We look at each other.

“I guess we’re screwed then.”

He takes another drag and blows toward the water-stained ceiling. “Guess so.”

I sit on Mathieu’s bed and watch him. My head fills with smoke, and my eyes tear. A part of me wants to shove his face in that ashtray, and a part of me wants to—

No.

I rise. Discard my shirt, unhook my bra. Walk to him. Slide his lap between my legs. Stealing the cigarette from his hand, I gently kill it. He lets me.

He would let me do anything.

“You are still drunk,” he says.

“Am I?”

“Aren’t you?”

“I don’t know. Sing to me, and see if I swoon.”

“I do not sing.”

“What a pity.”

I trace my thumb across his lips, and they follow.

“Whose face used to be up there?”

“Justine.”

“Who is Justine?”

“The girl we saw on the street.”

“Why am I here, and she is not?”

His neck drops back, his jaw slackens. “I grew bored. She caught me with Camille, the sometimes lesbian, the night after my mother died. It seemed a good time to end things.”

I nod. Force my mouth on his ashy lips. His elbow slips, striking the typewriter keys.

Click
.

“Your father.”

“What about him?”

“Why does he have those paintings?”

“He was an officer in Darnad’s
Milice
during the Vichy days. Many of the paintings were ‘prizes’ awarded from their Nazi friends, scavenged from the Jews they rounded up. When you have a father as old as mine, these are his sort of youthful indiscretions.” He shrugs and adjusts his elbow. “Others have been purloined from troubled collectors who cannot afford him as a creditor.”

The chair slips back again, rubbing a new groove into the floor, and I wobble dangerously. He pulls me forward and seizes my lips.

Click
.

I work for balance.

“Why haven’t you done something about it?”
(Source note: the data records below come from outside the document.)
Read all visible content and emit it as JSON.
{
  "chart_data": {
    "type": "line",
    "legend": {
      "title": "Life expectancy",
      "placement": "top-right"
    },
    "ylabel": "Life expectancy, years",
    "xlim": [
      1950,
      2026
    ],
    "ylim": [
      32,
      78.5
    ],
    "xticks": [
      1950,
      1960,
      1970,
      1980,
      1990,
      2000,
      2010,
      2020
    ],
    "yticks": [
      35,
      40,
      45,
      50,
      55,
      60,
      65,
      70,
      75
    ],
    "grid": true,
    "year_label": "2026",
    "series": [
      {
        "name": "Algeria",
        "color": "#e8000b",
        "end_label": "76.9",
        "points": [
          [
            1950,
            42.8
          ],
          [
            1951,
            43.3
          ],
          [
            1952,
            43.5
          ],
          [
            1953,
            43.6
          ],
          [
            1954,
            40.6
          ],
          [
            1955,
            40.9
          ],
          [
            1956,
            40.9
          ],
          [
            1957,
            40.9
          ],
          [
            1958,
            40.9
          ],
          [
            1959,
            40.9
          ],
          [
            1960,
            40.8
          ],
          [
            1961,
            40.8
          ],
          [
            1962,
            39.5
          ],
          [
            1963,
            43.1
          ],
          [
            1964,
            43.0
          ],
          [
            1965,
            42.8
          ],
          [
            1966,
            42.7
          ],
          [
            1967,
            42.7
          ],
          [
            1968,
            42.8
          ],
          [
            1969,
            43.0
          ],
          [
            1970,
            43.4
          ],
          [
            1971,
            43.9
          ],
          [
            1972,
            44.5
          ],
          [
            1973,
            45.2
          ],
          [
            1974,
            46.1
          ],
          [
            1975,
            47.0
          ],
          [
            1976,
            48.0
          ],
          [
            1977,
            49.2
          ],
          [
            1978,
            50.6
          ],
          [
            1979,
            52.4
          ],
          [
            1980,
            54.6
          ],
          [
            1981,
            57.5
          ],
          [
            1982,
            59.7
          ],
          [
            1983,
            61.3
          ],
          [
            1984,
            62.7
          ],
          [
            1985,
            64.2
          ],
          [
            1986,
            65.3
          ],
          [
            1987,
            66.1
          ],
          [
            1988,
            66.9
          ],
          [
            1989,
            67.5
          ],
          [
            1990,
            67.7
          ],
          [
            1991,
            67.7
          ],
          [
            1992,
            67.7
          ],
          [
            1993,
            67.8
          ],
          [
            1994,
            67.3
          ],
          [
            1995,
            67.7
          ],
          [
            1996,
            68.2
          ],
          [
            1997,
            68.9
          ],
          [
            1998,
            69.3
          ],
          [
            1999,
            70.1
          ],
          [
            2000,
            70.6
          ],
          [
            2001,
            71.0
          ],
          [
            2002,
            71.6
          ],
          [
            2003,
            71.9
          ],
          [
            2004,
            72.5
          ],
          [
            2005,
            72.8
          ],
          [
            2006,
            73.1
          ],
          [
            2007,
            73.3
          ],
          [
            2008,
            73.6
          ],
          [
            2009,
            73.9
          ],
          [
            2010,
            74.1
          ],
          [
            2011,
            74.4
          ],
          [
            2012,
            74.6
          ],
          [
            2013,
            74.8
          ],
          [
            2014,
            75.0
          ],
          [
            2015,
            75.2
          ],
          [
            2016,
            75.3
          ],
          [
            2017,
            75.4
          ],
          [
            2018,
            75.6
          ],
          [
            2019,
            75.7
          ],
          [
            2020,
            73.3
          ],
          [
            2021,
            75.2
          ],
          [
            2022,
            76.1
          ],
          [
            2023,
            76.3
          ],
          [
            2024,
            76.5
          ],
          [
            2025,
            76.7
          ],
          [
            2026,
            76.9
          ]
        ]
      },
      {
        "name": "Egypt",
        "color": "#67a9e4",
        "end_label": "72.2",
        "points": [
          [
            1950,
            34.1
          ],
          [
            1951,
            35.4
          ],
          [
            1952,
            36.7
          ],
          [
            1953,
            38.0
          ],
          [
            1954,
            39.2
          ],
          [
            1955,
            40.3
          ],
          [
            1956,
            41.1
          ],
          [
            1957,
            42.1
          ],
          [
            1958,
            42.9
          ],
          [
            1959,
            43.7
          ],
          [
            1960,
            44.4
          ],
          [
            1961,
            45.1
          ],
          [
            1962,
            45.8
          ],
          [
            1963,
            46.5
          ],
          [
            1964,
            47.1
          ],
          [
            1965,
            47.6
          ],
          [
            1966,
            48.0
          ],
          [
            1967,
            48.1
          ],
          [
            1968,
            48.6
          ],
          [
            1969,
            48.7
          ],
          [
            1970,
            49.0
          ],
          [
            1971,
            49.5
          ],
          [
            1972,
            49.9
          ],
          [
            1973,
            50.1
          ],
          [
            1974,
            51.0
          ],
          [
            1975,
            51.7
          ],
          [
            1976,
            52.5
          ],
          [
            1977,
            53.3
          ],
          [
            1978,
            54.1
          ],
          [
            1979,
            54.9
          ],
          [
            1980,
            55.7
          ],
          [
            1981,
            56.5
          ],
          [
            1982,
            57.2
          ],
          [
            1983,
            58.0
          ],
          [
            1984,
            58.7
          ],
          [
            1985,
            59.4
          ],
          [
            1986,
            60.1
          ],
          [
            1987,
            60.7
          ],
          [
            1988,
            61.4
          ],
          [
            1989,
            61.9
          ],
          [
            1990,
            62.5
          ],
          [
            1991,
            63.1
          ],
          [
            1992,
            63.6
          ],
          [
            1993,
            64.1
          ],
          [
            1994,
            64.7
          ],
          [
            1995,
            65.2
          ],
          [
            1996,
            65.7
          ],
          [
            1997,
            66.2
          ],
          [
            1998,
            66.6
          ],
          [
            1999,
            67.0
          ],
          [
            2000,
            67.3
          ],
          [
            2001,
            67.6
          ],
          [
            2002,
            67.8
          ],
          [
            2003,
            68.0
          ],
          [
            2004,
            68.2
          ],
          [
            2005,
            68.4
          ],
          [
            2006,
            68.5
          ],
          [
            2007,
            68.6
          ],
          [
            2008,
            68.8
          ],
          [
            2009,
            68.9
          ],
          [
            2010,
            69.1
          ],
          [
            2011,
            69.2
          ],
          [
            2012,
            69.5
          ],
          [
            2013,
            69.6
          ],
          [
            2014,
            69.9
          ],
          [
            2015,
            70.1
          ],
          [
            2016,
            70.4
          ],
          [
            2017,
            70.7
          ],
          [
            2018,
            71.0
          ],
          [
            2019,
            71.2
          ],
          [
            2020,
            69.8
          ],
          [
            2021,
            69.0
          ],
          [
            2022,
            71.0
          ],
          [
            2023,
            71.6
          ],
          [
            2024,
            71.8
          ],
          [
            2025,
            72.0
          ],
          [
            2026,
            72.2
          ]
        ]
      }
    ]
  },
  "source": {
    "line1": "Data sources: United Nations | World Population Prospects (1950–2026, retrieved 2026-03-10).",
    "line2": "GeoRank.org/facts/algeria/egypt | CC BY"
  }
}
“I found out only recently, when his mind started to go, and he started flaunting them like … American rap stars with their bing.”

“Bling.”

“What I said is no less absurd,” he murmurs, playing with my hair.

“Yes, well.”

“I have had nothing to do with the man, or his money, for ten years. But my sisters wouldn’t take his calls after our mother died. Me? I took pity, but only because he still seemed to love her, through some untenable crack in his character.” He closes his eyes. “So
I
take his calls, and
I
become his Sancho Panza. His nurses at his new home, you see, are the always advancing windmills.”

“What were you doing in his apartment today?”

“Removing his gun.”

“What?”

“And his bullets.”

“His gun.”

“He believes it’s his duty to fight, with mortal force, the traitors in the Resistance and round up the Jews for deportation. You can see why the man needs a gun. And bullets.” He smiles. “They killed his Dulcinea.”